NVIDIA’s GeForce GF100 Under the Microscope

Improved ROP and Texture Performance

For the better part of this article we have been talking about what NVIDIA has done to increase performance in DX11 and attain that ever elusive “geometric realism”. Meanwhile, it is important to remember that ROP and Texture Unit performance also plays a huge roll in past, present and future games. There are several very popular current games such as Crysis and Left 4 Deal that take advantage of highly detailed textures while ROP performance is critical for performance scaling when anti-aliasing is enabled.


ROP Performance Details

Even though the GF100 architecture does feature significantly more ROPs than the GT200 (48 versus 32), NVIDIA did much more with these units than just add more of them to the die. Each of the six groups of eight ROPs is serviced by a single dedicated 64-bit memory controller for increased efficiency, but unlike other architectures the ROPs don’t have a dedicated cache. Rather, they make use of the shared 768KB of on-die L2 cache and can each output a 32-bit integer pixel per clock, an FP16 pixel over two clocks, or an FP32 pixel over four clocks. In plain English, this means the ROPs are far more flexible than those found on the GT200 architecture.

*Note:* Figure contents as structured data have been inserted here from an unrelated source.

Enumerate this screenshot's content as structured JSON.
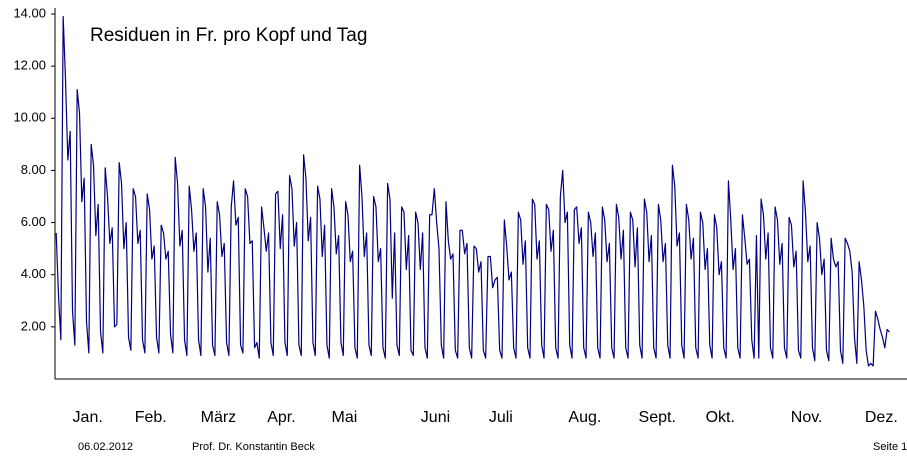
{
  "chart_data": {
    "type": "line",
    "title": "Residuen in Fr. pro Kopf und Tag",
    "color": "#000080",
    "xlim": [
      0,
      365
    ],
    "xticks": [
      {
        "value": 14,
        "label": "Jan."
      },
      {
        "value": 41,
        "label": "Feb."
      },
      {
        "value": 70,
        "label": "März"
      },
      {
        "value": 97,
        "label": "Apr."
      },
      {
        "value": 124,
        "label": "Mai"
      },
      {
        "value": 163,
        "label": "Juni"
      },
      {
        "value": 191,
        "label": "Juli"
      },
      {
        "value": 227,
        "label": "Aug."
      },
      {
        "value": 258,
        "label": "Sept."
      },
      {
        "value": 285,
        "label": "Okt."
      },
      {
        "value": 322,
        "label": "Nov."
      },
      {
        "value": 354,
        "label": "Dez."
      }
    ],
    "ylim": [
      0,
      14
    ],
    "yticks": [
      {
        "value": 2,
        "label": "2.00"
      },
      {
        "value": 4,
        "label": "4.00"
      },
      {
        "value": 6,
        "label": "6.00"
      },
      {
        "value": 8,
        "label": "8.00"
      },
      {
        "value": 10,
        "label": "10.00"
      },
      {
        "value": 12,
        "label": "12.00"
      },
      {
        "value": 14,
        "label": "14.00"
      }
    ],
    "values": [
      5.6,
      3.2,
      1.5,
      13.9,
      11.5,
      8.4,
      9.5,
      2.6,
      1.3,
      11.1,
      10.2,
      6.8,
      7.7,
      2.2,
      1.0,
      9.0,
      8.2,
      5.5,
      6.7,
      1.8,
      1.0,
      8.1,
      7.0,
      5.2,
      5.8,
      2.0,
      2.1,
      8.3,
      7.5,
      5.0,
      6.0,
      1.6,
      1.1,
      7.3,
      7.0,
      5.2,
      5.7,
      1.5,
      1.0,
      7.1,
      6.5,
      4.6,
      5.1,
      1.6,
      1.0,
      5.9,
      5.6,
      4.6,
      4.9,
      1.7,
      1.0,
      8.5,
      7.5,
      5.1,
      5.7,
      1.5,
      0.9,
      7.4,
      6.5,
      4.9,
      5.6,
      1.5,
      0.9,
      7.3,
      6.6,
      4.1,
      5.4,
      1.3,
      0.9,
      6.8,
      6.3,
      4.7,
      5.2,
      1.4,
      0.9,
      6.6,
      7.6,
      5.9,
      6.2,
      1.3,
      1.0,
      7.3,
      7.0,
      5.2,
      5.3,
      1.2,
      1.4,
      0.8,
      6.6,
      5.8,
      4.9,
      5.6,
      1.4,
      0.9,
      7.1,
      7.2,
      5.0,
      6.3,
      1.4,
      0.9,
      7.8,
      7.3,
      5.1,
      6.0,
      1.3,
      0.9,
      8.6,
      7.7,
      5.3,
      6.2,
      1.4,
      0.9,
      7.4,
      6.9,
      4.7,
      5.9,
      1.3,
      0.8,
      7.3,
      6.6,
      4.8,
      5.5,
      1.4,
      0.9,
      6.8,
      6.3,
      4.5,
      4.9,
      1.2,
      0.8,
      8.2,
      7.0,
      4.7,
      5.6,
      1.3,
      0.9,
      7.0,
      6.6,
      4.5,
      5.0,
      1.2,
      0.8,
      7.5,
      6.9,
      3.1,
      5.6,
      1.3,
      0.9,
      6.6,
      6.4,
      4.2,
      5.5,
      1.1,
      0.9,
      6.4,
      6.0,
      4.2,
      5.6,
      1.2,
      0.8,
      6.3,
      6.3,
      7.3,
      6.0,
      5.0,
      1.3,
      0.8,
      6.8,
      5.3,
      4.6,
      4.8,
      1.1,
      0.8,
      5.7,
      5.7,
      4.8,
      5.2,
      1.2,
      0.8,
      5.1,
      5.0,
      4.1,
      4.5,
      1.1,
      0.8,
      4.7,
      4.7,
      3.5,
      3.8,
      3.9,
      1.1,
      0.8,
      6.1,
      5.1,
      3.8,
      4.1,
      1.2,
      0.8,
      6.4,
      6.1,
      4.4,
      5.3,
      1.2,
      0.8,
      6.9,
      6.7,
      4.6,
      5.3,
      1.3,
      0.8,
      6.7,
      6.5,
      4.9,
      5.7,
      1.2,
      0.8,
      7.0,
      8.0,
      6.0,
      6.4,
      1.3,
      0.8,
      6.5,
      6.6,
      5.2,
      5.8,
      1.2,
      0.8,
      6.4,
      6.0,
      4.7,
      5.6,
      1.2,
      0.8,
      6.6,
      6.1,
      4.5,
      5.2,
      1.2,
      0.8,
      6.7,
      6.2,
      4.6,
      5.7,
      1.2,
      0.8,
      6.4,
      6.1,
      4.3,
      5.8,
      1.3,
      0.8,
      6.9,
      6.4,
      4.5,
      5.5,
      1.2,
      0.8,
      6.7,
      6.1,
      4.5,
      5.2,
      1.3,
      0.8,
      8.2,
      7.4,
      5.1,
      5.6,
      1.3,
      0.8,
      6.7,
      6.1,
      4.6,
      5.4,
      1.2,
      0.8,
      6.4,
      6.0,
      4.2,
      5.0,
      1.3,
      0.8,
      6.3,
      5.8,
      4.0,
      4.5,
      1.2,
      0.8,
      7.6,
      6.1,
      4.2,
      5.0,
      1.2,
      0.8,
      6.3,
      5.4,
      4.4,
      4.6,
      1.5,
      0.8,
      5.5,
      0.8,
      6.9,
      6.3,
      4.6,
      5.6,
      1.2,
      0.8,
      6.6,
      6.1,
      4.4,
      5.2,
      1.2,
      0.8,
      6.2,
      5.9,
      4.3,
      4.9,
      1.1,
      0.8,
      7.6,
      6.4,
      4.5,
      5.1,
      1.2,
      0.7,
      6.0,
      5.4,
      4.0,
      4.6,
      1.1,
      0.7,
      5.4,
      4.6,
      4.3,
      4.5,
      1.1,
      0.6,
      5.4,
      5.2,
      4.9,
      4.1,
      1.6,
      0.6,
      4.5,
      3.8,
      2.8,
      1.1,
      0.5,
      0.6,
      0.5,
      2.6,
      2.3,
      1.9,
      1.6,
      1.2,
      1.9,
      1.8
    ]
  },
  "footer": {
    "date": "06.02.2012",
    "author": "Prof. Dr. Konstantin Beck",
    "page": "Seite 1"
  }
}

This new and improved ROP layout and design means a drastic increase in AA performance as you can see in the slide above. Where the GT200 architecture experienced a 60% drop in performance when going from 4x to 8x AA, the GF100 shows a mere 24% fallout. This minimal drop can also be chalked up to improved framebuffer efficiency as well.

With the GF100, it seems that we can expect to play games with extreme IQ settings enabled without having to worry about framerates tanking.


Texture Unit Performance Details

At the beginning of this article we mentioned that the GF100 architecture actually has less texture units than the GT200 (64 versus 80) which when taken at face value does seem concerning but there’s more to these GF100 texture units than what first meets the eye.

First of all, let’s refresh our memory about the GT200 texture unit layout and its specifications. Basically, the older architecture had multiple SMs sharing one texture unit which caused a data bottleneck when more than one made a request at the same time. In addition, the speed of the texture units was directly tied to the core clock. All of these points made the texture units on the GT200 perform quite well but they went about their jobs inefficiently.

With the GF100 architecture on the other hand, each SM has its own texture unit so multiple SMs don’t have to compete for the same texture cache. In addition, these new units run asynchronously to the core clock speed and are actually designed to run significantly faster than the core itself. This means a fair amount of scalability within the way the GF100 addresses textures. Additionally, the GF100’s texture units also include total support for DirectX 11’s BC6H and BC7 texture compression formats which are supposed to reduce the memory footprint of HDR textures and render targets.


What NVIDIA has set about to accomplish is the use of less texture units but increased per-unit performance in high texture situations. As such, even with less texture units, the GF100 is able to run circles around the GT200 in terms of high-level texture performance which bears out to a 60% increase in texture-only framerates for certain games.